Quoting N1570, which is a draft of the 2011 ISO C standard, section 7.1.4:
Each of the following statements applies unless explicitly stated
otherwise in the detailed descriptions that follow: If an argument to
a function has an invalid value (such as [...],
or a null pointer, [...], the behavior is undefined.
The description of strstr
in 7.24.5.7 says:
The strstr function locates the first occurrence in the string
pointed to by s1 of the sequence of characters (excluding the
terminating null character) in the string pointed to by s2.
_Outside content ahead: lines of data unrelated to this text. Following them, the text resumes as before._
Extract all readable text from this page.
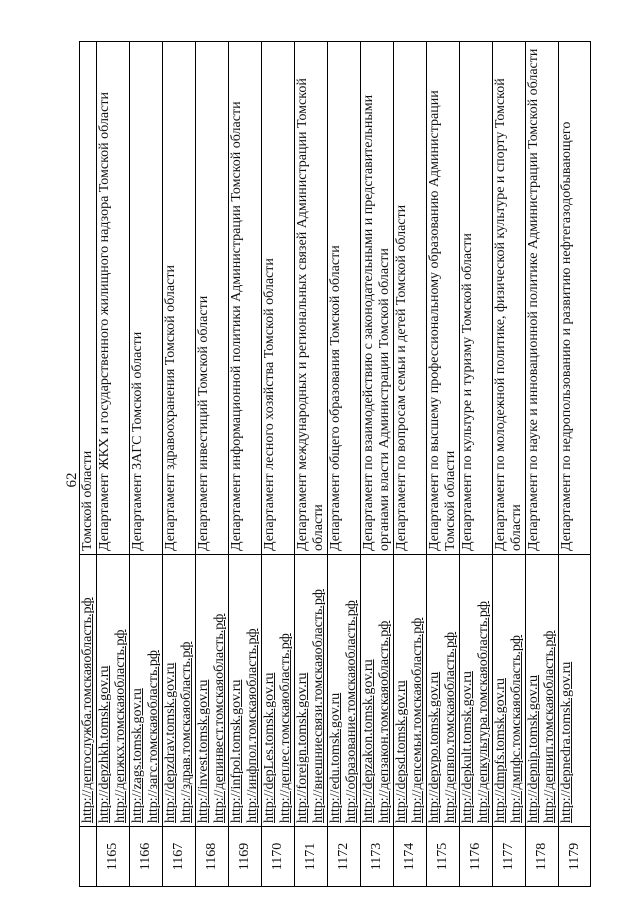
62

	http://депгослужба.томскаяобласть.рф	Томской области
1165	http://depzhkh.tomsk.gov.ru http://депжкх.томскаяобласть.рф	Департамент ЖКХ и государственного жилищного надзора Томской области
1166	http://zags.tomsk.gov.ru http://загс.томскаяобласть.рф	Департамент ЗАГС Томской области
1167	http://depzdrav.tomsk.gov.ru http://здрав.томскаяобласть.рф	Департамент здравоохранения Томской области
1168	http://invest.tomsk.gov.ru http://депинвест.томскаяобласть.рф	Департамент инвестиций Томской области
1169	http://infpol.tomsk.gov.ru http://инфпол.томскаяобласть.рф	Департамент информационной политики Администрации Томской области
1170	http://depLes.tomsk.gov.ru http://деплес.томскаяобласть.рф	Департамент лесного хозяйства Томской области
1171	http://foreign.tomsk.gov.ru http://внешниесвязи.томскаяобласть.рф	Департамент международных и региональных связей Администрации Томской области
1172	http://edu.tomsk.gov.ru http://образование.томскаяобласть.рф	Департамент общего образования Томской области
1173	http://depzakon.tomsk.gov.ru http://депзакон.томскаяобласть.рф	Департамент по взаимодействию с законодательными и представительными органами власти Администрации Томской области
1174	http://depsd.tomsk.gov.ru http://депсемьи.томскаяобласть.рф	Департамент по вопросам семьи и детей Томской области
1175	http://depvpo.tomsk.gov.ru http://депвпо.томскаяобласть.рф	Департамент по высшему профессиональному образованию Администрации Томской области
1176	http://depkult.tomsk.gov.ru http://депкультура.томскаяобласть.рф	Департамент по культуре и туризму Томской области
1177	http://dmpfs.tomsk.gov.ru http://дмпфс.томскаяобласть.рф	Департамент по молодежной политике, физической культуре и спорту Томской области
1178	http://depnip.tomsk.gov.ru http://депнип.томскаяобласть.рф	Департамент по науке и инновационной политике Администрации Томской области
1179	http://depnedra.tomsk.gov.ru	Департамент по недропользованию и развитию нефтегазодобывающего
which, in addition to the statement in 7.1.4, says that the arguments have to point to some string (which a null pointer does not).
These statements are similar, if not identical, in the C90 and C99 standards.
Note that "undefined behavior" does not imply that the program will necessarily crash. For example, this program:
#include <stdio.h>
#include <string.h>
int main(void) {
char *p = strstr(NULL, "");
if (p == NULL) {
printf("p == NULL\n");
}
else {
printf("p = %p\n", p);
}
}
when compiled and run on my system (Linux, gcc 4.7.2, glibc 2.15) prints:
p == NULL
probably because strstr
optimizes the case of an empty string for the second argument. Undefined behavior is an error that need not be detected or diagnosed; it's entirely your responsibility as a programmer to avoid undefined behavior in the first place.